The money created instead will be flooded into high street and commercial banks in an attempt to get them lending once again – “back at 2007 levels” if you believe our PM. Which you shouldn’t.

Essentially, in spite of what some on the MPC have argued – that the transition mechanism of monetary policy is broken – they today decided that inflation in Britain will soon fall below 2 per cent. It may even go negative.  So:

Accordingly, the Committee also resolved to undertake further monetary actions, with the aim of boosting the supply of money and credit and thus raising the rate of growth of nominal spending to a level consistent with meeting the inflation target in the medium term.

Is this right? The fact is that nobody knows. When it comes to monetary policy, my finance lecturer likes to use the analogy of pulling a brick on a string. You pull and pull, the rope goes slack but nothing happens. Then, suddenly, almost unexpectedly, it moves.

So, although we might see some action as the recession wears on, these incessant rate cuts – and flooding the market with liquidity – is unlikely to have much influence on banks “in the medium term”.

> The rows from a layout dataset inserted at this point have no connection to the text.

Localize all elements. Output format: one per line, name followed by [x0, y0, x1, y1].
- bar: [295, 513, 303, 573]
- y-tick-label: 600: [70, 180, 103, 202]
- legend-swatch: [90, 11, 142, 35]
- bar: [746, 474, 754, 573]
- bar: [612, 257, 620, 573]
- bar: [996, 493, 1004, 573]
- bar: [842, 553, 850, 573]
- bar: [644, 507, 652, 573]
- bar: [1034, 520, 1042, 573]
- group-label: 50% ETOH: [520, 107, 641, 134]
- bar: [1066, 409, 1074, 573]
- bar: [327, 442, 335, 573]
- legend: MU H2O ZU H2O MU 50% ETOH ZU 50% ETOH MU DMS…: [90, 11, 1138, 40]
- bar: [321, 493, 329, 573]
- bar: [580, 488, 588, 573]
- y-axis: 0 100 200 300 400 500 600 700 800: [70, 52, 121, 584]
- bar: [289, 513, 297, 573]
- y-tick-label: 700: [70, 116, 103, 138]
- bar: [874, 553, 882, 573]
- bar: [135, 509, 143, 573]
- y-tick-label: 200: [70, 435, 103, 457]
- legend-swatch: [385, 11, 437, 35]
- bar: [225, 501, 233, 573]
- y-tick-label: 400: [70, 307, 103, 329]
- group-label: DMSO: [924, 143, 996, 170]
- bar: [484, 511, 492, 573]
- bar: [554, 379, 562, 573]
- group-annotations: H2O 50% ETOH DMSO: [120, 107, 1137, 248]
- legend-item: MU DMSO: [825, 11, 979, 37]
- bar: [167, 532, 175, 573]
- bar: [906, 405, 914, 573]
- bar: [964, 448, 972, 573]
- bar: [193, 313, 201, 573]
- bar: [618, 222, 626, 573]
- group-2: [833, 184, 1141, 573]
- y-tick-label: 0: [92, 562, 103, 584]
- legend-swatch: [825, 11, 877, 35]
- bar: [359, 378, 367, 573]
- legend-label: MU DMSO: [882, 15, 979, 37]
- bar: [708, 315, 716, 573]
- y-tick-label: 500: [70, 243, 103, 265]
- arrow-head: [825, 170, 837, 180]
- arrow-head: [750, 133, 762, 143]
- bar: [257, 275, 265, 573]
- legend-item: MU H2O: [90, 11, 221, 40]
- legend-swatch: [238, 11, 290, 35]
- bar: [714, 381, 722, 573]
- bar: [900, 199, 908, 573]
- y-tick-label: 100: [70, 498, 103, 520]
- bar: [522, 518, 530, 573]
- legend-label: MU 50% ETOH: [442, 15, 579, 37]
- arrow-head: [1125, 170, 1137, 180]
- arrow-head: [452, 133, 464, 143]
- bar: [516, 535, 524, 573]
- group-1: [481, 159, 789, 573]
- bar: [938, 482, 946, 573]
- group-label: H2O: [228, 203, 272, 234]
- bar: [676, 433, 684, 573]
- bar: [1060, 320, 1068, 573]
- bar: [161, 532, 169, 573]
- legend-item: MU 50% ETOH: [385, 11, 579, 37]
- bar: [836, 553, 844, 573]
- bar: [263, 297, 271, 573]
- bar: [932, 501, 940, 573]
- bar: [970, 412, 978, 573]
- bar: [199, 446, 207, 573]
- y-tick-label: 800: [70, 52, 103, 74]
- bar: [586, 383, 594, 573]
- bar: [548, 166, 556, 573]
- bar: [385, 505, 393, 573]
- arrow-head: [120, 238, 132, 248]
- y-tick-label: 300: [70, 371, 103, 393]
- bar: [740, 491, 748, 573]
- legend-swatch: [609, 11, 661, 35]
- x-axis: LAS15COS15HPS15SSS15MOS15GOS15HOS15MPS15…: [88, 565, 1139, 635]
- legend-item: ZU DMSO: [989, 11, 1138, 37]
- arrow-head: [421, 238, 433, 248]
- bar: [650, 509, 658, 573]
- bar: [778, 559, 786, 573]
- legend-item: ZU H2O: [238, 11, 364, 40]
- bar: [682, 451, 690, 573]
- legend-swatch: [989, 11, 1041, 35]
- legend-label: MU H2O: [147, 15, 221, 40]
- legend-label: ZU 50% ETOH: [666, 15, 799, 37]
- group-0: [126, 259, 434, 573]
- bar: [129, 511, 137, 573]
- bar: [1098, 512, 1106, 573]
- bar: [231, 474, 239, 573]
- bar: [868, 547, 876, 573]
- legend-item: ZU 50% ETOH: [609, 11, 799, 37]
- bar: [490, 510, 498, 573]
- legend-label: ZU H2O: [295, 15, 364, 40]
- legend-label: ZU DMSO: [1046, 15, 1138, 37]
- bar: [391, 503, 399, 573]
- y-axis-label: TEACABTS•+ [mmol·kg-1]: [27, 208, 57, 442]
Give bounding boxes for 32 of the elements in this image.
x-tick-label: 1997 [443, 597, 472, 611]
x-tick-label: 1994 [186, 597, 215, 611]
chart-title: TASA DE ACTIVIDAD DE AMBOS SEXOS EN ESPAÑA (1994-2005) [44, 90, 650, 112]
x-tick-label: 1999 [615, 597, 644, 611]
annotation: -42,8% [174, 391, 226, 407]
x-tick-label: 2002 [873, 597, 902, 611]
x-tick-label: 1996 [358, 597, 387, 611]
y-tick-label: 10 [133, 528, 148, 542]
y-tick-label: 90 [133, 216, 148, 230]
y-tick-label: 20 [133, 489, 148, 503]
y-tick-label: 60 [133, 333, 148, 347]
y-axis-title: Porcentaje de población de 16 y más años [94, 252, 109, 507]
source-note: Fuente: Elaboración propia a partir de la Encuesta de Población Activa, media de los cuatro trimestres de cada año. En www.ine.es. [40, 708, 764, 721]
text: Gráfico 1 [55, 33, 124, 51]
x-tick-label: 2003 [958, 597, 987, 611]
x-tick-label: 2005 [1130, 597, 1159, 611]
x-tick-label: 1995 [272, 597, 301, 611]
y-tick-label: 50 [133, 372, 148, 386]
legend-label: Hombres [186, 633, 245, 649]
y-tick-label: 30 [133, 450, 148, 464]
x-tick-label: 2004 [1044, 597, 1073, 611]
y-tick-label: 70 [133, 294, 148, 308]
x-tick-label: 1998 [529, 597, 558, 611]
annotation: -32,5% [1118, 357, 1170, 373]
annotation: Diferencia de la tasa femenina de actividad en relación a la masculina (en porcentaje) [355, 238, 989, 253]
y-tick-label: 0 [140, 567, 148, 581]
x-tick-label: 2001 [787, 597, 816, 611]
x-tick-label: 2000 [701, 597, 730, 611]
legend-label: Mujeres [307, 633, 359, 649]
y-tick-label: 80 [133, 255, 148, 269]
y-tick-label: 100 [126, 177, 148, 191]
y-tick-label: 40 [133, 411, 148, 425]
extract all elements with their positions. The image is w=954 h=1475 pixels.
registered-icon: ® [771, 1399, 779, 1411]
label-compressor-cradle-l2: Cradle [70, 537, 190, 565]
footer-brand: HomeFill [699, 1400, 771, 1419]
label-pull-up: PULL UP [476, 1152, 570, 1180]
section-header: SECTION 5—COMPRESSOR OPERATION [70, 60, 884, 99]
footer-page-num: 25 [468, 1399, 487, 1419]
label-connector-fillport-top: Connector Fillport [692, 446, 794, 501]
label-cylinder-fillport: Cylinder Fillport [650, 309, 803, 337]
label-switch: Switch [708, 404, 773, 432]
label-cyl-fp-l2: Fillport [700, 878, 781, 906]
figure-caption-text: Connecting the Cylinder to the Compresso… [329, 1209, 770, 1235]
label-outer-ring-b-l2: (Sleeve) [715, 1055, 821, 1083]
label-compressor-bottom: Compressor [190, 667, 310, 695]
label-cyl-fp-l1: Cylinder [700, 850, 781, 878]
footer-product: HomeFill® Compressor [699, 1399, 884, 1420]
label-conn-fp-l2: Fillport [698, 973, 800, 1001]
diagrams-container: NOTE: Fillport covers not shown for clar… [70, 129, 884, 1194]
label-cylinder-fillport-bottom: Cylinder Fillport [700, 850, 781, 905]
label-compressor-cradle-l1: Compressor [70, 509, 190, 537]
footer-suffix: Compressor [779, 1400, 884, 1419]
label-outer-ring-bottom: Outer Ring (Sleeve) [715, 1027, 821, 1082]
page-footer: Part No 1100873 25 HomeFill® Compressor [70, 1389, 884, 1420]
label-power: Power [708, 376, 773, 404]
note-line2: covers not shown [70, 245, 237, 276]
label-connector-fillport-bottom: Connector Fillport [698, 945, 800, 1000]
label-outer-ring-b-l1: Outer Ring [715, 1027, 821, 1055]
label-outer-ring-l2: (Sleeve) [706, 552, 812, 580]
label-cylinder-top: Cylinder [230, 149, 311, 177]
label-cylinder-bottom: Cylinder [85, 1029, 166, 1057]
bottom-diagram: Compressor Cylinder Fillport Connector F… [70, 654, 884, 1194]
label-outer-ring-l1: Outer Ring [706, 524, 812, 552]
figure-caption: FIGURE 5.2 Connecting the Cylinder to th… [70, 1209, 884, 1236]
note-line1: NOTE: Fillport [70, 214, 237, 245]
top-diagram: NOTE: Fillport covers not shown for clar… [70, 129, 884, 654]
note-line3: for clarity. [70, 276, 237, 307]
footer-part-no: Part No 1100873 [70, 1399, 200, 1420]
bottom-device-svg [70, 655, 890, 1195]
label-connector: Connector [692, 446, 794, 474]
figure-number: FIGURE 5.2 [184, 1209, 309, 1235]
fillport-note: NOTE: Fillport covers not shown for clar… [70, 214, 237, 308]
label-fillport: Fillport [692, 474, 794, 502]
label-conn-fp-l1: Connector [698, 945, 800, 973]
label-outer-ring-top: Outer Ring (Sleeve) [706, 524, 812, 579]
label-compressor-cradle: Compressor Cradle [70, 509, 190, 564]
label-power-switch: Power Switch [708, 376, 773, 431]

The reason is simple. The banks like to make money and with rates at 1 per cent they can’t, be it charging or giving interest. Nor can they at 0.5 per cent. So they stop reducing their rates, even as the Bank of England’s fall. Anything lower than, say 2.5 per cent, isn’t going to make a jot of difference for mortgage debtors, because the banks will just cap their losses.

In the medium term, for qualitative easing, I would suggest banks use some of this to readdress their tier one capital ratios and ensure that they actually have a sound basis upon which to lend money as the market corrects.

Banks shouldn’t lend willy nilly, as the treasury would like. They should use QE as some pseudo-rights issue, as an injection of capital to sure themselves up. After all, what got them into this mess if it wasn’t lending?